In mid-December 2021, everyone expected the ruling party to nominate him as a candidate in place of his father. But the caciques of this clan power, as well as Teodoro Obiang’s close guards, felt it was too early and too provocative to officially promote him as a successor at a time when the fall in hydrocarbon revenues since 2014 and the Covid-19 pandemic had made his country even more dependent. from foreign aid and funding. Then the Democratic Party of Equatorial Guinea (PDGE) decided, in spite of everything, not to appoint anyone yet, and only two months before the elections the head of state returned.

He says he foiled 10 coup attempts.

“I have been in power for too long, but people still want me to be their president. This is the last time I will appear,” however, he trusted the weekly Jeune Afrique shortly before his re-election in 2016. , (…) but I can’t help it if he has talent.”

Very strict Teodoro Obiang – the opposite of his son – is reputed to be an ascetic, healthy lifestyle and daily sports. On August 3, 1979, it was with arms in hand, with officers, that he overthrew his uncle, the bloodthirsty dictator Francisco Macias Nguemu, who was shot two months later.

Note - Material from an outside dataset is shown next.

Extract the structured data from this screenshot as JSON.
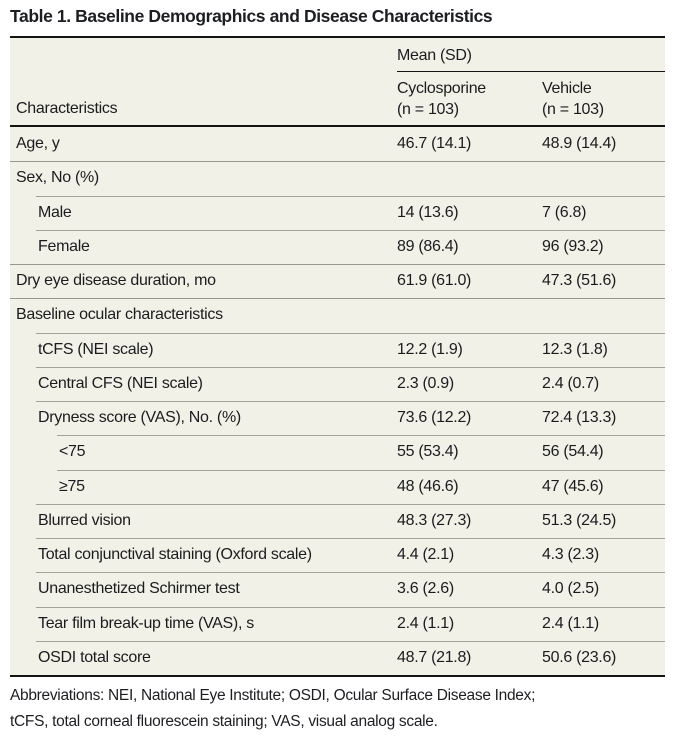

He held the fear of a coup d’état. His praetorian guard is made up of soldiers from his clan who are considered loyal, but – one should never be too careful – his closest bodyguards are Israelis, and the security of the palace is partially entrusted to the Zimbabweans and Ugandans.

Since coming to power, he claims to have thwarted at least ten coup or assassination attempts, and to each of them Malabo has responded with increased repression, indiscriminately blaming the exiled opposition and “foreign powers”.

oil and corruption

Teodoro Obiang, the first head of a country without great resources, treated with arrogance by other African presidents, benefited from the discovery of oil in territorial waters in the early 1990s. The cards are shuffled, the country is enriched. The very sparsely populated country ranks third in Africa in terms of GDP per capita in 2021, according to the World Bank, but wealth is concentrated in the hands of a few families, the vast majority of its 1.4 million people. live below the poverty line.

Equatorial Guinea is regularly cited by NGOs as one of the countries with the highest levels of corruption. As such, Theodorin Obiang was finally given a three-year suspended sentence and a €30 million fine in France’s “illegal proceeds” case in July, his assets frozen and he is prohibited from remaining in the United Kingdom. United since 2021 for “corruption” and “waste of public funds” in his country, and in the same year he had to give up $26 million worth of assets in the United States to end corruption prosecutions.

Aptly dubbed the “North Korea of ​​Africa” ​​by Obiang’s detractors, this small country is not infrequent with arrests or disappearances of adversaries, and many of them have taken refuge abroad, particularly in Spain, the former colonial power.